Do spotkania doszło pod koniec lutego w Berlinie. Przez kilka krótkich tygodni wydawało się, że ziściły się wszelkie nadzieje poety. Magda wprowadziła go w świat muzyki, grając dlań kompozycje Haendla, Bacha, Scarlattiego. Wydawało się, że oto u jej boku otwiera się przed Rilkem pogodna i szczęśliwa przyszłość. Przez pewien czas będą wspólnie podróżować, przeżywając idyllę, o jakiej, pełni żarliwości, snuli myśli w swych listach. Wyruszą do Monachium, później, wędrując przez jej rodzinne strony w Tyrolu, udadzą się do Zurychu, Bazylei, w końcu zawitają do Paryża, gdzie dzięki jej obecności w serce poety zacznie wstępować nadzieja, iż powróci do swej twórczej pracy. A jednak…

W liście do swej siostry Magda rozważała, czy pokochała Rilkego tak, jak kobieta kocha mężczyznę, „tego jedynego, z którym pragnie przeżyć całe życie”. I musiała sobie odpowiedzieć: nie.

On jest dla mnie głosem Boga, nieśmiertelną duszą, Fra Angelico, wszystkim, co nadziemsko Dobre, Wzniosłe, Święte — lecz nie człowiekiem.

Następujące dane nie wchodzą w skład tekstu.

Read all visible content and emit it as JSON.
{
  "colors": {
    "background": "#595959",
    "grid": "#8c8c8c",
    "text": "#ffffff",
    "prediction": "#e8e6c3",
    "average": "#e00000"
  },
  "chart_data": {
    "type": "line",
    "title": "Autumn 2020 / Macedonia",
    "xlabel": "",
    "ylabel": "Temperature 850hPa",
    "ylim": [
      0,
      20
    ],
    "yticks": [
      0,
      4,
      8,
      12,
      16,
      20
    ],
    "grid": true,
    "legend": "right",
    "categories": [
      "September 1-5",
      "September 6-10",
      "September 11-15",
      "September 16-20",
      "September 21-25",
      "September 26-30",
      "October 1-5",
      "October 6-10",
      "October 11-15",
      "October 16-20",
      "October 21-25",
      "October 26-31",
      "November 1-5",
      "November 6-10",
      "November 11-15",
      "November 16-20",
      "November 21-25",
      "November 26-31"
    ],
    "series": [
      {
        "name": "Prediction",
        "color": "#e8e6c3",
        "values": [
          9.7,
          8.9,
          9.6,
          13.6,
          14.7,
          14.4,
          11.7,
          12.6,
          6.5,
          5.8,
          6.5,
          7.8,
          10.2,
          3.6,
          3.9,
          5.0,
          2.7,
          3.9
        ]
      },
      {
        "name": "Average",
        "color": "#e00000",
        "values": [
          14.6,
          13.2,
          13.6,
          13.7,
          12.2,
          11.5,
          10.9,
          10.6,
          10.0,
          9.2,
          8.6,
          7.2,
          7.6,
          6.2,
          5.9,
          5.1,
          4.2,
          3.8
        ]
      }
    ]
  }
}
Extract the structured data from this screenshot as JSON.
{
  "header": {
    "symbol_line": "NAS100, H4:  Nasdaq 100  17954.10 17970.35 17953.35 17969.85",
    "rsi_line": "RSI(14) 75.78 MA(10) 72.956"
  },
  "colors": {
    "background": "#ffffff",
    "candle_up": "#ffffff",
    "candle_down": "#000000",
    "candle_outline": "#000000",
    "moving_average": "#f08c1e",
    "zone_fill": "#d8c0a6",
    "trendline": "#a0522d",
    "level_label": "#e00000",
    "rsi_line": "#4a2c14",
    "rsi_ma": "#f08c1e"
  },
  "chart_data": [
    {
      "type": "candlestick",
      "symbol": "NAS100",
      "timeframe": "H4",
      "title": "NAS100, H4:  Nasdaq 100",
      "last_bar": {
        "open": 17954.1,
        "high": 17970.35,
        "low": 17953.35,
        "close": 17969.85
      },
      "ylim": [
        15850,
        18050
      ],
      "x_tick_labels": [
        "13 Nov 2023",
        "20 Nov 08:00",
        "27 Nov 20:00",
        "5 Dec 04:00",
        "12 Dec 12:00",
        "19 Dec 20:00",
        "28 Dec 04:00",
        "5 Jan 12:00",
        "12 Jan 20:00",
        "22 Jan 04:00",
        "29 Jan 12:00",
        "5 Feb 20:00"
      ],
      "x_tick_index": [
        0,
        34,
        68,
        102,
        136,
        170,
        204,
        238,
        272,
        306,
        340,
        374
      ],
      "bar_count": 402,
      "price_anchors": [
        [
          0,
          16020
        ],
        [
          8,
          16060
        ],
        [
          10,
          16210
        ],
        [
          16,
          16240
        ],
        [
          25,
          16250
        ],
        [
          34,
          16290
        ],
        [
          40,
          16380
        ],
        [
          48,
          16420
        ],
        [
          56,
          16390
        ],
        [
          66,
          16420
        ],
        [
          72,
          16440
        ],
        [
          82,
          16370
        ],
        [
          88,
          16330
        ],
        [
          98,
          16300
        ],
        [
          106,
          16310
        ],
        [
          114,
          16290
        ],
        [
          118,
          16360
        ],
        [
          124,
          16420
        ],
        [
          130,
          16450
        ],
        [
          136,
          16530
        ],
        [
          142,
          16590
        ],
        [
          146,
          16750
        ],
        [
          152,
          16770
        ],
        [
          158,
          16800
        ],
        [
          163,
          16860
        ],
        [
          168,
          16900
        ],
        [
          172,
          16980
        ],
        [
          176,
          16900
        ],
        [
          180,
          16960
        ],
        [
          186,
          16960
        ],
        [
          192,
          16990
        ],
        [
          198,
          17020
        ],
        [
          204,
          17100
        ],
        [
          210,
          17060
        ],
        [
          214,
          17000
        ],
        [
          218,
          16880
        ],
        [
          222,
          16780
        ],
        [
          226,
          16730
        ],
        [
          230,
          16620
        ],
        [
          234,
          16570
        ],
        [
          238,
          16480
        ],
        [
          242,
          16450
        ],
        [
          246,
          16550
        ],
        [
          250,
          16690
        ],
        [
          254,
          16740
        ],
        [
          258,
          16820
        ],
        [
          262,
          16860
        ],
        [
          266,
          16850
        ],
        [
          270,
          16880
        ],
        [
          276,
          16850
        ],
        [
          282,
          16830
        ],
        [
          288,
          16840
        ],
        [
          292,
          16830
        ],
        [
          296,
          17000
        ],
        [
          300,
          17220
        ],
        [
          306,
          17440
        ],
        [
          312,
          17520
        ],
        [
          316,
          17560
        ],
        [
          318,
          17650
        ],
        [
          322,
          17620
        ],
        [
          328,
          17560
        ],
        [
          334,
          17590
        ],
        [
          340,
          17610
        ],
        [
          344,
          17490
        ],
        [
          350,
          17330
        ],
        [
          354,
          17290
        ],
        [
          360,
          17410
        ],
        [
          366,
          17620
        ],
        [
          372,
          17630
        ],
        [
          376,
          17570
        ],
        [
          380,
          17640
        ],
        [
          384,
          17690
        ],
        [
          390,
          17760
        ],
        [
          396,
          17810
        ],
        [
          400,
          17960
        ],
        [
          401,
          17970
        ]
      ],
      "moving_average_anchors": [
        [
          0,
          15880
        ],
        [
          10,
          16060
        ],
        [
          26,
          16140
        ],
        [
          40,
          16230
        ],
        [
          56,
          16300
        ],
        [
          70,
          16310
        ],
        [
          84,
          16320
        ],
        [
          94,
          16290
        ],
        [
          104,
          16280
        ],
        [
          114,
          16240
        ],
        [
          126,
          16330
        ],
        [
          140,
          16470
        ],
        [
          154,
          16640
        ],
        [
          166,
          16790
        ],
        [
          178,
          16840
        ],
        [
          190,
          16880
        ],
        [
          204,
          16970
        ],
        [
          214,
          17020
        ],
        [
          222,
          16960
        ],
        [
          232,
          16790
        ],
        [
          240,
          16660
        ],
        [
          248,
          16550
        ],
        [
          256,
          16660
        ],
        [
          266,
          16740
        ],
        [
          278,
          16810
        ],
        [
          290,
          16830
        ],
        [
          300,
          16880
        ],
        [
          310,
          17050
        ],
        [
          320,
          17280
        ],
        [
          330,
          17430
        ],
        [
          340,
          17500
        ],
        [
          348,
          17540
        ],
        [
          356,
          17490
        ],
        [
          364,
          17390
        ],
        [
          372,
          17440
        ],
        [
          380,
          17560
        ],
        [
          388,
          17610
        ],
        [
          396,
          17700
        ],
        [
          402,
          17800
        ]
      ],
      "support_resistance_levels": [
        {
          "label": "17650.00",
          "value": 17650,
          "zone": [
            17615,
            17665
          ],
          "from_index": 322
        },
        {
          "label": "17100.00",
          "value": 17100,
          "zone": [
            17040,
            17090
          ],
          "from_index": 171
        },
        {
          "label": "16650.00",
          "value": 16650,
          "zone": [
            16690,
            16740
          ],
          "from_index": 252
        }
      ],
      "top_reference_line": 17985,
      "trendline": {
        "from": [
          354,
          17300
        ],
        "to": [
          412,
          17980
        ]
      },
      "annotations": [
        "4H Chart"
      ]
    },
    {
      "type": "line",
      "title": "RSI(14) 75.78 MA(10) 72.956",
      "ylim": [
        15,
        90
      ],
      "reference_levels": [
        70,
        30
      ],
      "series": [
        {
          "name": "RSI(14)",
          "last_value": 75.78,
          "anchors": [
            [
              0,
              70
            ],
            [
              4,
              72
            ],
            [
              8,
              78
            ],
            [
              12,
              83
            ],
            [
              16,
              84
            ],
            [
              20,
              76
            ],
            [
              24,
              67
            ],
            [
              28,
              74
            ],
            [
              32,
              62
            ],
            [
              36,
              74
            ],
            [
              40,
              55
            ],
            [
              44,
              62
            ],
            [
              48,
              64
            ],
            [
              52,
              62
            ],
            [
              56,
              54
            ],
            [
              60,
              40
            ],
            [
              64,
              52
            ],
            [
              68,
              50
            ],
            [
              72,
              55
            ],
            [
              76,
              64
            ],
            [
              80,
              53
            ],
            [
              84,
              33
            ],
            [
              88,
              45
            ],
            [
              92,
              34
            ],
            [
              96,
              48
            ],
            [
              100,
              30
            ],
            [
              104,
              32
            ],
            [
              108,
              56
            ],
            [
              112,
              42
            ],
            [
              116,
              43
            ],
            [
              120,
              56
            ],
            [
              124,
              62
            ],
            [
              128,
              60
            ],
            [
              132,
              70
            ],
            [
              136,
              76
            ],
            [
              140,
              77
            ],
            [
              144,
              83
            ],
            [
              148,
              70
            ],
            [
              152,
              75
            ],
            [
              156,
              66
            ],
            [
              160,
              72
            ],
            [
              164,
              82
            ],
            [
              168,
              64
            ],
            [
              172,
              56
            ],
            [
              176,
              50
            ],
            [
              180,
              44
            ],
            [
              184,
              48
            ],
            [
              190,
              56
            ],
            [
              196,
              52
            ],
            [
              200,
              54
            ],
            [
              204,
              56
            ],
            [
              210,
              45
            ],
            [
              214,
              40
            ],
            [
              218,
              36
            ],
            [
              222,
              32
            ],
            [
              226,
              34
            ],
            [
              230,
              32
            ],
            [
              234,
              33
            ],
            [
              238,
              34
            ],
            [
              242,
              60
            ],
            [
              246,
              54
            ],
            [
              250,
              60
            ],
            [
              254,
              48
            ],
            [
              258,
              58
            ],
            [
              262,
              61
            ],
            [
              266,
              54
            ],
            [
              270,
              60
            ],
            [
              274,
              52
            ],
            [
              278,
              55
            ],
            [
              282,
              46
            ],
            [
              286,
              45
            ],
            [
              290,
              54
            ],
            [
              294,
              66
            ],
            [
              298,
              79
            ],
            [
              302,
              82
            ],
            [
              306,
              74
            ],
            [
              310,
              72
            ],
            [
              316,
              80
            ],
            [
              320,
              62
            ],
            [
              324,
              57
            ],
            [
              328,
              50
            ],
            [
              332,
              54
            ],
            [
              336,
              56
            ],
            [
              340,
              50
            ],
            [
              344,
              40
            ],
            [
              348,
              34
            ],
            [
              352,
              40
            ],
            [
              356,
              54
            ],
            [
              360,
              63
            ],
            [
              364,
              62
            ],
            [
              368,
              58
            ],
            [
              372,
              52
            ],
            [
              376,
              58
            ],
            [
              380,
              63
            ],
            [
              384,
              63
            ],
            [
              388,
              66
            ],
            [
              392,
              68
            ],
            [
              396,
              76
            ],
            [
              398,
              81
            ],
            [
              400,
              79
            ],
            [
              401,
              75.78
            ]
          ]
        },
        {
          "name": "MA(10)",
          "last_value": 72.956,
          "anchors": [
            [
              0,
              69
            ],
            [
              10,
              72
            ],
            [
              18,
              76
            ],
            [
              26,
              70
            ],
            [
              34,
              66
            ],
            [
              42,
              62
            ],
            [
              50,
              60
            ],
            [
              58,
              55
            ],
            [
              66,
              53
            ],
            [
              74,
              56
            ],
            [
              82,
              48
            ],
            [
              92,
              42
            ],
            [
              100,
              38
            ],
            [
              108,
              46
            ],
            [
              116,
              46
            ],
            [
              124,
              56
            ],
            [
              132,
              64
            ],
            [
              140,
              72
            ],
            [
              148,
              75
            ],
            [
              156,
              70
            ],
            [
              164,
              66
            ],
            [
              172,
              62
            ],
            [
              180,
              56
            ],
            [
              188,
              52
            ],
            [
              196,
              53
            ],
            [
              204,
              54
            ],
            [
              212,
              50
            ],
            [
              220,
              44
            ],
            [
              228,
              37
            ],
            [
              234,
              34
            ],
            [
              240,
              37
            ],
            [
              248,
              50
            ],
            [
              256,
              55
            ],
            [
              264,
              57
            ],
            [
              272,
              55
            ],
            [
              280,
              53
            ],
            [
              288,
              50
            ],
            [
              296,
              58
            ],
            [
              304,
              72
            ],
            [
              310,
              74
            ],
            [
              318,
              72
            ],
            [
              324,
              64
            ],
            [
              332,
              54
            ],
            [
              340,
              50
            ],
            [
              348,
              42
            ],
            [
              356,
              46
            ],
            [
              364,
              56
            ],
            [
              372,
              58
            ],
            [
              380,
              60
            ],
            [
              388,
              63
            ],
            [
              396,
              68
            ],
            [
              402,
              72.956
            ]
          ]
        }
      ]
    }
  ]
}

Rilke zwierzył się księżnej Marie von Thurn und Taxis, iż jego marzenie o kobiecie, która byłaby gotowa „czuwać nad jego samotnością”, okazało się niedościgłe. Uświadomił sobie bowiem, że Magda nie potrafiła spełnić nadziei, jakie w niej pokładał. Ona zaś zdawała sobie sprawę, że wiążąc się z poetą, nigdy nie mogłaby ofiarować mu tego, czego pragnął. Nie darmo słuchała, jak częstokroć powtarzał aforyzm Kassnera „Droga od intymności do wielkości prowadzi przez ofiarę”. Zrozumiała, iż jego powołanie wymagało ofiary — poświęcenia ich wspólnego marzenia. Sama natomiast pragnęła znaleźć kogoś, kto miałby dość siły, by poprowadzić ją ku „opiekuńczej pewności niepodzielonego świata”, nie zaś nieziemskiego Fra Angelico, który mógł być dla niej jedynie dobiegającym z oddali głosem pocieszenia.

Oboje postanowili udać się w ostatnią wspólną podróż do Wenecji. Tam rozstaną się — na zawsze.

Fragmenty listów Rilkego i Magdy von Hattingberg oraz biografii poety „Dźwięczące szkło” D. Pratera w przekładzie autora.